Le lendemain matin, le nouveau propriétaire vint nourrir les cochons. Il leva les yeux et dit :

— Descendez, grand-mère Ana. Nous devons parler.

Ana se figea. Elle ne s’attendait pas à être découverte si vite. Mais elle savait qu’elle devait faire face. Elle pria en silence et descendit, prête à entendre ce que Dieu lui réservait.

Mais ce qu’elle entendit… elle ne l’aurait jamais imaginé.

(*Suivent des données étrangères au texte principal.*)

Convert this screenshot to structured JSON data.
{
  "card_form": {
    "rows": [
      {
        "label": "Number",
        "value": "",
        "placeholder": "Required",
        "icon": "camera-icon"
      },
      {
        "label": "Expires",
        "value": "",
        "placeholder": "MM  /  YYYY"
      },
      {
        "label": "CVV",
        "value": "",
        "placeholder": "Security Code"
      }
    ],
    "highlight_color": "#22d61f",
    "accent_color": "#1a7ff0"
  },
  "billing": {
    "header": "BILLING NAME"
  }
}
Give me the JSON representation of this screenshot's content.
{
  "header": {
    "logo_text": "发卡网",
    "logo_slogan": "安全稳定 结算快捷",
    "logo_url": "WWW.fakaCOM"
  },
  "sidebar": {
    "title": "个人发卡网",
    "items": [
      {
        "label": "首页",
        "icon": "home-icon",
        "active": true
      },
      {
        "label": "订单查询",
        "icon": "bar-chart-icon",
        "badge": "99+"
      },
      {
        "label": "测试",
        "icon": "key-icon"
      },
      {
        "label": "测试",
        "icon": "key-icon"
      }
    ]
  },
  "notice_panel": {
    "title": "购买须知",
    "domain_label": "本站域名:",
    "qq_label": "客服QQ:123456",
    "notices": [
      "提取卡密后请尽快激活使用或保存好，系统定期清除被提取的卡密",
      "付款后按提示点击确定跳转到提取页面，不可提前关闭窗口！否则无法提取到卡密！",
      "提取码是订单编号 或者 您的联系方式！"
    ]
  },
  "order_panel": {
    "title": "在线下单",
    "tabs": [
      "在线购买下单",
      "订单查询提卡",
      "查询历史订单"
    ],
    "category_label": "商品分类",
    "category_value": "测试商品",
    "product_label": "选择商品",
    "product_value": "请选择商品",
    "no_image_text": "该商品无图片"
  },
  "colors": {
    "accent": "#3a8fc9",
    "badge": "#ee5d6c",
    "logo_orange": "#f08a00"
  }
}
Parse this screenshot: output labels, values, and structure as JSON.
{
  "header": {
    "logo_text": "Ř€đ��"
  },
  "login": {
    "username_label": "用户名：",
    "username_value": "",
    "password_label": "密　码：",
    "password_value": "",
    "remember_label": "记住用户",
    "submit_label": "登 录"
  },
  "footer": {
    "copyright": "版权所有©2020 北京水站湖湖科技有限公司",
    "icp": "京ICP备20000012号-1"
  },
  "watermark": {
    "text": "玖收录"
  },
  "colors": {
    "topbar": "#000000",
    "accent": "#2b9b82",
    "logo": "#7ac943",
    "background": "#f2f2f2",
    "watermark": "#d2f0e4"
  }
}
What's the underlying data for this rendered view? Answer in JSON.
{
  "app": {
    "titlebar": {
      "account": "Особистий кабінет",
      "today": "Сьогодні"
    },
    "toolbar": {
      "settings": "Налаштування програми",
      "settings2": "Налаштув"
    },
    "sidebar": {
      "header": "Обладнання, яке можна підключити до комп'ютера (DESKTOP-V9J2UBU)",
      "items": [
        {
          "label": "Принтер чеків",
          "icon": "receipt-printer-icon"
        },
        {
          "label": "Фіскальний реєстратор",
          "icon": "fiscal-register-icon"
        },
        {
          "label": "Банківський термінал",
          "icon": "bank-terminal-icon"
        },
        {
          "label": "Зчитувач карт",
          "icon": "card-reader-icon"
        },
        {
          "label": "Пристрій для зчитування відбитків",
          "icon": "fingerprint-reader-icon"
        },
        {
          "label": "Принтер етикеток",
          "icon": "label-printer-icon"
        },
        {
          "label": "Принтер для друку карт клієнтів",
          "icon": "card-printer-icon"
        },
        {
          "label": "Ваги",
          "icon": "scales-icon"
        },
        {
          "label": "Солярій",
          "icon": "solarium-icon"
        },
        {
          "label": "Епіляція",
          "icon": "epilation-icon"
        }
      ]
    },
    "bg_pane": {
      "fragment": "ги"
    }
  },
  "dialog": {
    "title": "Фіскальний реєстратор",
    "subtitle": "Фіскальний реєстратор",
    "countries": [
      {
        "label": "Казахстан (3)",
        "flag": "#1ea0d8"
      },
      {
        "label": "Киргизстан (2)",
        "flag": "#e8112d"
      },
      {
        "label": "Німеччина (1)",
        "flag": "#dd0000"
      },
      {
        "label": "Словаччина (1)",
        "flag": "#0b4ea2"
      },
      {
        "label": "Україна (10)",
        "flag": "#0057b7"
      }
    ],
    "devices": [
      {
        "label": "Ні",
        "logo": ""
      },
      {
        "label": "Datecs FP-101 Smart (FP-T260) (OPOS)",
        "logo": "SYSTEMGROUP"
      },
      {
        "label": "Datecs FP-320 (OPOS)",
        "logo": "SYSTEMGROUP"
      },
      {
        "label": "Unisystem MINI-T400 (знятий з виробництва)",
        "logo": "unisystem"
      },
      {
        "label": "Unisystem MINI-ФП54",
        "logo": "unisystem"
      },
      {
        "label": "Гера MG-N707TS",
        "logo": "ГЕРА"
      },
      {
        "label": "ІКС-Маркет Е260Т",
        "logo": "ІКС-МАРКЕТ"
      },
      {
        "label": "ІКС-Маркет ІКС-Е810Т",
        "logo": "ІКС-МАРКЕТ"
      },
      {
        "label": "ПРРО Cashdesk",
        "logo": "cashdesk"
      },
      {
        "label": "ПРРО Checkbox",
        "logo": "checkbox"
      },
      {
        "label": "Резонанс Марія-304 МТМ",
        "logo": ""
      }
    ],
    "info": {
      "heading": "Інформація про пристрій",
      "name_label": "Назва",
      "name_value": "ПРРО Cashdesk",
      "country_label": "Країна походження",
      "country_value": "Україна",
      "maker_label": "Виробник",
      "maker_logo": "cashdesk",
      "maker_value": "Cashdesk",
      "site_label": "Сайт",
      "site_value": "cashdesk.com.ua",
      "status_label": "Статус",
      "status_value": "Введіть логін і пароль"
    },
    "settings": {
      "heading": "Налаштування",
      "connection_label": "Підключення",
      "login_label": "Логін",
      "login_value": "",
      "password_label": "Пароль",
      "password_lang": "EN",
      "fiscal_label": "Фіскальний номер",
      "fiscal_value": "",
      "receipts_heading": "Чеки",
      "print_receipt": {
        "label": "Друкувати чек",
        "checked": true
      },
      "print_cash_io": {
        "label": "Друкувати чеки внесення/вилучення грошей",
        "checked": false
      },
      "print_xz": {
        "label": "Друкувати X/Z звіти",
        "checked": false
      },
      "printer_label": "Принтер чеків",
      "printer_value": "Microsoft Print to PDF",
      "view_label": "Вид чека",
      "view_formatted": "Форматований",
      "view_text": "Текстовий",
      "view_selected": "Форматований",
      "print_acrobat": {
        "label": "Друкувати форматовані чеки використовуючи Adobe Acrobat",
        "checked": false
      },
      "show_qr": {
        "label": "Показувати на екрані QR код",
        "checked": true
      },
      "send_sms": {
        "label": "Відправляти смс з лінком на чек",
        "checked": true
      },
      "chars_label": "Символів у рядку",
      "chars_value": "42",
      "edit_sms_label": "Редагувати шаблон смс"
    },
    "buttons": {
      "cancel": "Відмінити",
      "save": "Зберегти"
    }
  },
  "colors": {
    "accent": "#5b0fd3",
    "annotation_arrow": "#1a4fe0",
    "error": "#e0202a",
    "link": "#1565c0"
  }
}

— Grand-mère Ana — dit calmement et avec douceur Eugenio —, ma femme et moi savons tout de vous. Votre fils nous a appelés pour nous prévenir que vous pourriez revenir ici. Nous savons aussi que vous ne vous êtes pas sentie bien accueillie chez lui. Après réflexion, nous aimerions vous proposer de vivre avec nous. Ce n’est pas juste que vous viviez cachée dans une étable avec les cochons. Et honnêtement, cette maison… c’est la vôtre. Vous et votre mari l’avez construite, aimée, entretenue. Il y aura toujours une place ici pour sa véritable propriétaire.

— Maintenant, venez, lavez-vous un peu, et installez-vous à table. Ma femme prépare une soupe délicieuse !

Ana n’en croyait pas ses oreilles. Elle se mit à pleurer, cette fois de reconnaissance. Des étrangers lui montraient plus de compassion que son propre fils.

En franchissant le seuil de la maison, Ana peinait à tenir debout. Tout sentait sa vie passée. Elle comprenait que, par la faute de son propre fils, elle était devenue une étrangère dans sa propre histoire. Son cœur de mère pleurait… tandis que ses lèvres murmuraient une prière pour que Dieu pardonne à Pablo.